To deal with the reports, there are the concepts of "managed" and "self-managed" program. A "managed" program is a bug bounty where the triage service is provided by a third party and the (owner) organization only handles reports that were previously triaged. In a self-managed program all reports are triaged by the organization. We chose this option when we started our bug bounty. The triage process will determine if a report is accepted as valid or rejected. Reports may be "invalid", for instance, if they are about an out-of-scope domain, or "duplicate" if they are about a vulnerability that was previously reported by another researcher.
The program is always supported by a policy. In the policy, the organization can decide all the rules that they want to implement and enforce to the researchers. One of the main components of the policy is the "scope". We started with a small scope, including only our more mature components, as this reduces the amount of applications that are eligible for a bounty and, consequently, the amount of reports received.
Some vulnerabilities were excluded from our program in an initial phase using the policy, as for instance Denial of Service. Many of these excluded vulnerabilities remain excluded in our program today and may be eligible for bounties in the future. Our policy is also very restrictive with the use of scanners and other tools that may have impact in the performance of our applications.
For two years we gradually increased the number of researchers, scope and bounties. When we went public, we had over 700 invited researchers and all applications in our main domains were in scope. At this point, everyone can see our policy and responsibly report vulnerabilities to us. We also chose to make our program "managed" when we went public, considering that the number of reports would increase considerably, and this has proven to be a good decision. We are now collaborating with an unlimited number of security researchers, with a very distinct set of skills and experience.

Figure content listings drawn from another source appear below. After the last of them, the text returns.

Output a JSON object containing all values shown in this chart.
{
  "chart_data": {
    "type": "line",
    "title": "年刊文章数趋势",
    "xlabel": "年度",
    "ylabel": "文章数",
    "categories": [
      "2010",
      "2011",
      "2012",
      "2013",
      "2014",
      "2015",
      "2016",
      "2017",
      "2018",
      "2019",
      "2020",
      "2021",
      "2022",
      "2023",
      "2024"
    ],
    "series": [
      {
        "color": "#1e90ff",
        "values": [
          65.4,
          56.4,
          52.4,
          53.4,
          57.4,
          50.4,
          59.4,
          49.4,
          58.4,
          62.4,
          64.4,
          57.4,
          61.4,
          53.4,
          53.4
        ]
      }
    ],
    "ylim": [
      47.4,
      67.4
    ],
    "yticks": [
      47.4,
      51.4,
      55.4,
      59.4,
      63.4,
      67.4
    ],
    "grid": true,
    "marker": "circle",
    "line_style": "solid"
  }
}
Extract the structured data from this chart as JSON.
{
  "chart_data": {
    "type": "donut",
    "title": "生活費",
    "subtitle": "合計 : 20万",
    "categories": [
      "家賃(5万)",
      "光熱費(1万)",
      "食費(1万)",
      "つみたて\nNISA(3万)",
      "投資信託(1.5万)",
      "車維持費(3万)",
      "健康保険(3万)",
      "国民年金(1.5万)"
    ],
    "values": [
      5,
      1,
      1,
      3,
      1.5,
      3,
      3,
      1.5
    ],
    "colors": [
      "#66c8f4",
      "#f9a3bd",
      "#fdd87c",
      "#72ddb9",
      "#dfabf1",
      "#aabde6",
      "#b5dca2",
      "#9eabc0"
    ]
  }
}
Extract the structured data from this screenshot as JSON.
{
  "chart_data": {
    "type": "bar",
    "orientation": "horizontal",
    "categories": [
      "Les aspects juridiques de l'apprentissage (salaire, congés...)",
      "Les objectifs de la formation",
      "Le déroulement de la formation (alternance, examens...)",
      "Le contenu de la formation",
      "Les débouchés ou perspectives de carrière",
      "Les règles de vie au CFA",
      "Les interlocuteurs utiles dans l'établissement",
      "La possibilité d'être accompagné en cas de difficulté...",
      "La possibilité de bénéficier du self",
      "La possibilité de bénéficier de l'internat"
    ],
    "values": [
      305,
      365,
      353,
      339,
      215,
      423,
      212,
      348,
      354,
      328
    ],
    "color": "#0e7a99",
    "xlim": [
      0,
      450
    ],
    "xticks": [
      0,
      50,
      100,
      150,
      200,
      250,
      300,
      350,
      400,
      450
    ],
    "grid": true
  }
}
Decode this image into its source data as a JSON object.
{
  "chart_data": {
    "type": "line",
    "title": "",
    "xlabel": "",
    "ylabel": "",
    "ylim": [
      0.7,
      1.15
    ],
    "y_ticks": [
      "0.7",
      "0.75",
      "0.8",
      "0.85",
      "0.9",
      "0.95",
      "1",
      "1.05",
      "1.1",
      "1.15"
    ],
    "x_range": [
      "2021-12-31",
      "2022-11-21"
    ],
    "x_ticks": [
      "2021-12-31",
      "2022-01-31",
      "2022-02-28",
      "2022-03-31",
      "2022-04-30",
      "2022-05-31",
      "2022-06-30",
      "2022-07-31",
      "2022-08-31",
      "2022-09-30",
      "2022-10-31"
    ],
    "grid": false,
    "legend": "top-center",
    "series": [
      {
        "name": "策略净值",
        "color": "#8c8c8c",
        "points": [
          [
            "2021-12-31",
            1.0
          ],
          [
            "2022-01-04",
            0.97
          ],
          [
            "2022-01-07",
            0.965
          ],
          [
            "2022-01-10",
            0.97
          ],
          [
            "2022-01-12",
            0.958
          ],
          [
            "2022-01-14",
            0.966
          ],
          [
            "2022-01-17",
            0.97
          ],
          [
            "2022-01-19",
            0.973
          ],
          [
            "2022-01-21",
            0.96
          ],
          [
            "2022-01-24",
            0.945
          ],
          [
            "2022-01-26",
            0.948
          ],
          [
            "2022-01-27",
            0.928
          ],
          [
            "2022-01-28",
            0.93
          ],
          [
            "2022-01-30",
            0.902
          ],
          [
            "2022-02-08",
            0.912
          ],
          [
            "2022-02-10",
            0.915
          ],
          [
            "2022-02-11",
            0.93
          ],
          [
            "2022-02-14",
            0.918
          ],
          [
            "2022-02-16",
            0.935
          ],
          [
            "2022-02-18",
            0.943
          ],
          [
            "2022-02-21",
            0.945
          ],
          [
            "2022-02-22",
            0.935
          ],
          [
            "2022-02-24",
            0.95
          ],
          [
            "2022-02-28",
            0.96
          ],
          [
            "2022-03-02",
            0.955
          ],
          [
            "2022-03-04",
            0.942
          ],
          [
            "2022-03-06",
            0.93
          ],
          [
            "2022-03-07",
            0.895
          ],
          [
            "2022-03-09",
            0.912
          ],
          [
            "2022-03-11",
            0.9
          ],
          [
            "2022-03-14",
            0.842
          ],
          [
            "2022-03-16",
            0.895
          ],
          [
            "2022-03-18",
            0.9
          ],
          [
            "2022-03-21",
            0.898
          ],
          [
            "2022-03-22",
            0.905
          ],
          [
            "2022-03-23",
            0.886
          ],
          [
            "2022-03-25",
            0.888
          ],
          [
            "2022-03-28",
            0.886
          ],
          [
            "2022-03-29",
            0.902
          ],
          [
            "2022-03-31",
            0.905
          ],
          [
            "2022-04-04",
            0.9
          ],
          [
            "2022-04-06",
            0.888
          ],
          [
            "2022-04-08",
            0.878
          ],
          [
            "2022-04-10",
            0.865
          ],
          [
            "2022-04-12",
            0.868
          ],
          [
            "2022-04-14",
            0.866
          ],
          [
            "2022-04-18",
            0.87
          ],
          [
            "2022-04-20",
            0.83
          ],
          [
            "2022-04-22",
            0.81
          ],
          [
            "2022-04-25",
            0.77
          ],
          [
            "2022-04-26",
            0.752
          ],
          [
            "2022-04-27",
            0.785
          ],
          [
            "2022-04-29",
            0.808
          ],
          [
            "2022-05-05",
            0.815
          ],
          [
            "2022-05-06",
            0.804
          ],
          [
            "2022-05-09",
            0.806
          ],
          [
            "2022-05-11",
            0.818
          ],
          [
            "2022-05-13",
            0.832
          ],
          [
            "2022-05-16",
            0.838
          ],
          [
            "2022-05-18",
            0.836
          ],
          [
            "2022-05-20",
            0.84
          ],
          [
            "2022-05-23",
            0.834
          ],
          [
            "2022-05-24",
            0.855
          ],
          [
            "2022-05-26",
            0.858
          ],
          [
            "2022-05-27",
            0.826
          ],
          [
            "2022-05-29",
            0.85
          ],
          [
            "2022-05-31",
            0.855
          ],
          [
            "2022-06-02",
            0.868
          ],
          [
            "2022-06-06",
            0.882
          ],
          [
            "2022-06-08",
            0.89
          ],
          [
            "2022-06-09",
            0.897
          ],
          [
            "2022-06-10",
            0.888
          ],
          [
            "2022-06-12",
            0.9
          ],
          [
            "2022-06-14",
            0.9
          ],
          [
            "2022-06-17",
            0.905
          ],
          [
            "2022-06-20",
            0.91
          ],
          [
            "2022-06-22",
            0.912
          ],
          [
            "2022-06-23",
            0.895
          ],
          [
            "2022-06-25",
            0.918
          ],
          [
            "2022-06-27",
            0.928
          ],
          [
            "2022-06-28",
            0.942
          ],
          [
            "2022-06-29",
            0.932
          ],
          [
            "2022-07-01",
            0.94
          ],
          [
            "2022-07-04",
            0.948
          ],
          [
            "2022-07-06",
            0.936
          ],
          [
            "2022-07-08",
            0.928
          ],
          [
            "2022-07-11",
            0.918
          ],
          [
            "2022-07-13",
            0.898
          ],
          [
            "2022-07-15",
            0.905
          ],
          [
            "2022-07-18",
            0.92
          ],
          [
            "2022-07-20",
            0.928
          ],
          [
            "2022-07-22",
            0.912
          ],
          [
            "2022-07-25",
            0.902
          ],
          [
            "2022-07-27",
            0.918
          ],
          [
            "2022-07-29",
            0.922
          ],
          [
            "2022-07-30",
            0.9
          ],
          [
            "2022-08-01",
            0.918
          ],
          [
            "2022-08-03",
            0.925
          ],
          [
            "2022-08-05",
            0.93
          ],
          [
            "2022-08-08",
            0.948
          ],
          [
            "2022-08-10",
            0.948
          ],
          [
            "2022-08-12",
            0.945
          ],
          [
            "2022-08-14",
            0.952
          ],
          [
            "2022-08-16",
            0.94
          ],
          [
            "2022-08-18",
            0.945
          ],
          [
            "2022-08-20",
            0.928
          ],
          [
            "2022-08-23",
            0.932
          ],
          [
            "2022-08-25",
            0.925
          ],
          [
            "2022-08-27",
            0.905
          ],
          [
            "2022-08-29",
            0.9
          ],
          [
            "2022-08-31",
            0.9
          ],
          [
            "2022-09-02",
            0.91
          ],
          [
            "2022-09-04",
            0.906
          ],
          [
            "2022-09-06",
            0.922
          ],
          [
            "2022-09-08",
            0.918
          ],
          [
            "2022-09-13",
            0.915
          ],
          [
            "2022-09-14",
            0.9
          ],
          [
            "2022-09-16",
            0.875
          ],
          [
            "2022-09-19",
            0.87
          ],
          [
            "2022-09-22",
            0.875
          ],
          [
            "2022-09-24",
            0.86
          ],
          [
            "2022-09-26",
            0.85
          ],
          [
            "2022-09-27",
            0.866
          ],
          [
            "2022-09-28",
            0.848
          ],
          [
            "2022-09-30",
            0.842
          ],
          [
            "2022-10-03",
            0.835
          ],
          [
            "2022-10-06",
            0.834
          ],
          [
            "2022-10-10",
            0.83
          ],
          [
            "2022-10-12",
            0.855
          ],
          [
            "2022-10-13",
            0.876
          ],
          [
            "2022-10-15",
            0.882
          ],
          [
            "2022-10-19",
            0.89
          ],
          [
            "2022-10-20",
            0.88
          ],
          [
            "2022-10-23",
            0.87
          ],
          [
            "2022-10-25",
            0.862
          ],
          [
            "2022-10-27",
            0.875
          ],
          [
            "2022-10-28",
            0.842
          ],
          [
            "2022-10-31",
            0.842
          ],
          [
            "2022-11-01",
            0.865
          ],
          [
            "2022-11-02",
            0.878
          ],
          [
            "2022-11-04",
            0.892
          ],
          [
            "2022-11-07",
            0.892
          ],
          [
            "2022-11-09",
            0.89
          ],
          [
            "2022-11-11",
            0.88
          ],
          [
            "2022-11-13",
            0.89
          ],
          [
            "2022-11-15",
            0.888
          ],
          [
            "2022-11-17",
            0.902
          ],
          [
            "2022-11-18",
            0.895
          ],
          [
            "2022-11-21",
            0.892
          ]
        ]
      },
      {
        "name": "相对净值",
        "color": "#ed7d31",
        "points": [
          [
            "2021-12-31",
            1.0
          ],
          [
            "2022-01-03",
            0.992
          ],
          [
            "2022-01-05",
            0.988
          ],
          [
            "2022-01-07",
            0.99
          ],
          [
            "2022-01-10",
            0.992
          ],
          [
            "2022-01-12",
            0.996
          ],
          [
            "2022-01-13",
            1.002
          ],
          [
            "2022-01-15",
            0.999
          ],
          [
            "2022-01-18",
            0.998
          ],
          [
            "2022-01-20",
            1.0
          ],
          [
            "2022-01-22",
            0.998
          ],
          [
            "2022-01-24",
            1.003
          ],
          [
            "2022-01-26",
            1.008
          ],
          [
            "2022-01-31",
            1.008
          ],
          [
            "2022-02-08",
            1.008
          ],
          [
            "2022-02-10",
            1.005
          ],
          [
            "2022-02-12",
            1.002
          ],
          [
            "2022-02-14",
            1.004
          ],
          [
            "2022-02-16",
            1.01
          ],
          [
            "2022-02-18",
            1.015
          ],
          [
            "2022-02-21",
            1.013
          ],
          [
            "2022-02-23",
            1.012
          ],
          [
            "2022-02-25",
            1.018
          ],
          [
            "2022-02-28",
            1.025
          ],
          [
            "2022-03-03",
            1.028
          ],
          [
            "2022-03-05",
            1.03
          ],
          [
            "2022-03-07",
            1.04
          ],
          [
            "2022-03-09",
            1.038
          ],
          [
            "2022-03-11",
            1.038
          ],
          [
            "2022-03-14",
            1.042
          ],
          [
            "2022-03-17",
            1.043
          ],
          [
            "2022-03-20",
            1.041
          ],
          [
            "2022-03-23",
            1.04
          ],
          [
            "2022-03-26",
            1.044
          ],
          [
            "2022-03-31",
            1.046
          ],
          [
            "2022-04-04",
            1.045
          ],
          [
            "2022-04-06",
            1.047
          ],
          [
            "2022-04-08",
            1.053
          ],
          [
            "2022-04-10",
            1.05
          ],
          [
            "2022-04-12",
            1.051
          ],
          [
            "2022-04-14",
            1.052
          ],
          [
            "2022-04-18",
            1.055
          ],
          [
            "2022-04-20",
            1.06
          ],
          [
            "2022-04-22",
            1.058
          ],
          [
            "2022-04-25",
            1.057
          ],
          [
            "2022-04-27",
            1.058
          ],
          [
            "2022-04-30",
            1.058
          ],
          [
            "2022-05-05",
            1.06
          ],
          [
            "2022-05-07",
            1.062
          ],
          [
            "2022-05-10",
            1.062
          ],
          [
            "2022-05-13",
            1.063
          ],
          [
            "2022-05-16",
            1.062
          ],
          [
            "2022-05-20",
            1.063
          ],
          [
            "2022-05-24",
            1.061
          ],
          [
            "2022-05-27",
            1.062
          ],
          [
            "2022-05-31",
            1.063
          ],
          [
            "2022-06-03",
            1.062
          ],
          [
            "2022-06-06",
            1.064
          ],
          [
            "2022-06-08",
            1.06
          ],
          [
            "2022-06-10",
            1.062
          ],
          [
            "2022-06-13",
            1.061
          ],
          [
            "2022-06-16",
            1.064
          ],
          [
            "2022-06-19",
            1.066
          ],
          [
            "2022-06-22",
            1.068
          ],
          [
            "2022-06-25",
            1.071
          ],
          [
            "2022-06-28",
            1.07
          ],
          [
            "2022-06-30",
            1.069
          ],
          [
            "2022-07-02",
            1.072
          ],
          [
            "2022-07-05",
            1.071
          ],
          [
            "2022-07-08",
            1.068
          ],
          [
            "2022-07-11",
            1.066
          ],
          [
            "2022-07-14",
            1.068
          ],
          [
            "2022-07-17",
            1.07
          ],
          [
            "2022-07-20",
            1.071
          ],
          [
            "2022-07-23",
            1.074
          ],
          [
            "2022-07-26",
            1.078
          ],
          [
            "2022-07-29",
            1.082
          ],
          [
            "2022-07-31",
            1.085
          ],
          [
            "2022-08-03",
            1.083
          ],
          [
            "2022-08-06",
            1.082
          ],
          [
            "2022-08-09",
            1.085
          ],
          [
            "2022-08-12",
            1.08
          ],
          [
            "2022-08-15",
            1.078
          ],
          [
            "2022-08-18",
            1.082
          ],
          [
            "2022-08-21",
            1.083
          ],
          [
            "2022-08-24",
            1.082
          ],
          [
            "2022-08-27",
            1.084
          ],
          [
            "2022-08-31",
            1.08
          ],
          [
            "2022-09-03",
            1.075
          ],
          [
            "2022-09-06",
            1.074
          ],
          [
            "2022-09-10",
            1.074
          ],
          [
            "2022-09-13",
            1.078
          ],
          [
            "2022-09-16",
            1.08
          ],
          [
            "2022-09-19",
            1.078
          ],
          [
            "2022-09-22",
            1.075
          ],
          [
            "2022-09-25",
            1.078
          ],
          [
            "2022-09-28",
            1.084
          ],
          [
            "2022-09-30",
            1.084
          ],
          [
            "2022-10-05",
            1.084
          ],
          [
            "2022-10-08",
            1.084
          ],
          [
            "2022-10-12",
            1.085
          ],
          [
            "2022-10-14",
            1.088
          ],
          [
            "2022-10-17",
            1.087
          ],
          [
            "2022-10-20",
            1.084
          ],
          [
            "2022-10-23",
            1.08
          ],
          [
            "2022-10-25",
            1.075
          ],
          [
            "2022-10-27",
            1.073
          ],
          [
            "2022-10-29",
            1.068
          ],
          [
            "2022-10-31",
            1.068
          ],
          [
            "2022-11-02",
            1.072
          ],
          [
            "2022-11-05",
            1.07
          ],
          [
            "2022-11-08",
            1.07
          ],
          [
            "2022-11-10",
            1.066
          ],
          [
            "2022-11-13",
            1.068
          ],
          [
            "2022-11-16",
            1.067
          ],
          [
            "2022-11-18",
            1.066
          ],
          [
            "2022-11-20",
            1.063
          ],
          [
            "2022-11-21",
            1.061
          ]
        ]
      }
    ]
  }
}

The biggest challenge of the program is to maintain the internal processes working smoothly. Good communication between the security team and all other internal teams involved is mandatory. If the time to triage, pay and report vulnerabilities to the internal teams is not difficult to control, the time to fix vulnerabilities is. The development and infrastructure teams need to plan and prioritize the fixes in addition to all their other work. If several vulnerabilities are identified in a short period of time, and are all owned by the same team, providing a fix for all of them in a reasonable time is a difficult problem to solve.
Considering the initial expectations of the program, we can say that the results were surprisingly good. Although we have tight security controls in place, the bug bounty identifies vulnerabilities that managed to be deployed evading detection, allowing us to fix them and improve our security posture. Besides this key improvement, it also helps the Application Security and Infrastructure Security teams to identify gaps in the security controls. It makes the SOC team more confident on the existing controls against the newest threats. As we integrated the data from the bug bounty platform with our internal vulnerability tracker, Risk Management team is able to highlight the vulnerabilities identified by the program to management. Additionally, Security Compliance team is often one step ahead when vulnerabilities are identified by external audits, because they were already identified in the past by the bug bounty and are being addressed. In conclusion, this was a long journey, with outstanding results. Having a public bug bounty is a valuable extra layer of security that we intend to keep for a long time.